A great man and one of the most significant figures in the history of Pakistan has just died. I consider it my great fortune that I came to know him and the idea of a world without him in it is quite unbearable. Here is what I wrote about him more than 10 years ago on 3QD:
Sahabzada Yaqub Khan is the father of one of my closest friends, Samad Khan. He is also probably the most remarkable man I have ever met. All Pakistanis know who he is, as do many others, especially world leaders and diplomats, but to those of you for whom his name is new, I would like to take this opportunity to introduce him.

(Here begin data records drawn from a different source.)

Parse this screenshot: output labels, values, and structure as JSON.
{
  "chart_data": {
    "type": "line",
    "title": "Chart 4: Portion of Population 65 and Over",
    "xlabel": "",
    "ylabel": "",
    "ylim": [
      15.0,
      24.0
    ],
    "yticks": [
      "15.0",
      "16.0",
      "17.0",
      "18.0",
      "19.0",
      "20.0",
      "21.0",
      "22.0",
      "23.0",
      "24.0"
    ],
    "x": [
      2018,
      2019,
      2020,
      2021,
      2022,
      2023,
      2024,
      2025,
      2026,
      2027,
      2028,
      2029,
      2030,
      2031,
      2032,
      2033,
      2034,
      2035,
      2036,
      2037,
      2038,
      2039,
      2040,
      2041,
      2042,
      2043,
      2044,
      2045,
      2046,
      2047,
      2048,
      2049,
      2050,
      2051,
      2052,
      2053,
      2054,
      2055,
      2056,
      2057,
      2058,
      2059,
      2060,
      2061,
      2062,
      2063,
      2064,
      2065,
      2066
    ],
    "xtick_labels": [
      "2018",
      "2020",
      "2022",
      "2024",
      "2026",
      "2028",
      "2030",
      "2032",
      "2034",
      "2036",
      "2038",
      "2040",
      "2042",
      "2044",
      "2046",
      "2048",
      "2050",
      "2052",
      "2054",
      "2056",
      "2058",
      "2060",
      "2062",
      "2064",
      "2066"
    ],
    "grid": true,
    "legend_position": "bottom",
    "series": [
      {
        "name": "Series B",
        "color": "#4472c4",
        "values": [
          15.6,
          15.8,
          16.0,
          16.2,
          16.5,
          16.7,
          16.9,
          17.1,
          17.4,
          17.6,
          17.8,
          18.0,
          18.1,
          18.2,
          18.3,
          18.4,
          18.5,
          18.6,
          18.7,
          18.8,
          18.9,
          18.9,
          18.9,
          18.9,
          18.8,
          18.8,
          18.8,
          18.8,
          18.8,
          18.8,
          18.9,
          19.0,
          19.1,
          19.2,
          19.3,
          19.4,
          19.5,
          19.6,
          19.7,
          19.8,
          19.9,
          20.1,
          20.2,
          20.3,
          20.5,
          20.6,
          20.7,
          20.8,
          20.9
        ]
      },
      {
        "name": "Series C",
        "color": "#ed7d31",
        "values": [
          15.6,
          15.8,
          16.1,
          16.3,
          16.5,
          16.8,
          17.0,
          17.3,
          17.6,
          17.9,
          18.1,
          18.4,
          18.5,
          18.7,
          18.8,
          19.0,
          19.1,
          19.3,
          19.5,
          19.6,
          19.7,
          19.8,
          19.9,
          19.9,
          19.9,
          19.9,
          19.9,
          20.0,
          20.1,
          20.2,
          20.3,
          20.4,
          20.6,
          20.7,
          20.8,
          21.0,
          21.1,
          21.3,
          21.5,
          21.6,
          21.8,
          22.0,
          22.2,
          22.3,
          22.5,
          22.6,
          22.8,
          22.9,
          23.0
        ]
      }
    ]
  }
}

The first time that I met Sahabzada Yaqub Khan about six years ago, he was in Washington and New York as part of a tour of four or five countries (America, Russia, China, Japan, etc.) relations with which are especially important to Pakistan. He had come as President Musharraf's special envoy to reassure these governments in the wake of the fall of the kleptocratic shambles that was Prime Minister Nawaz Sharif's so-called democratic government. Samad Khan, or Sammy K as he is affectionately known to friends, invited me over to his apartment to meet his Dad. I had heard and read much about Sahabzada Yaqub and knew his reputation for fierce intellect and even more intimidating, had heard reports of his impatience with and inability to suffer fools, so I was nervous when I walked in. Over the next couple of hours I was blown away: Sahabzada Yaqub was not much interested in talking about politics, and instead, asked about my doctoral studies in philosophy. It was soon apparent that he had read widely and deeply in the subject, and knew quite a bit about the Anglo-American analytic philosophy I had spent the previous five years reading. He even asked some pointed questions about aspects of philosophy which even some graduate students in the field might not know about, much less laymen. Though we were interrupted by a series of phone calls from the likes of Henry Kissinger wanting to pay their respects while Sahabzada Yaqub was in town, we managed to talk not just about philosophy, but also physics (he wanted to know more about string theory), Goethe (SYK explained some of his little-known scientific work, in addition to quoting and then explicating some difficult passages from Faust), the implications of Gödel's incompleteness theorem, and Urdu literature, of which Sahabzada Yaqub has been a lifelong devotee.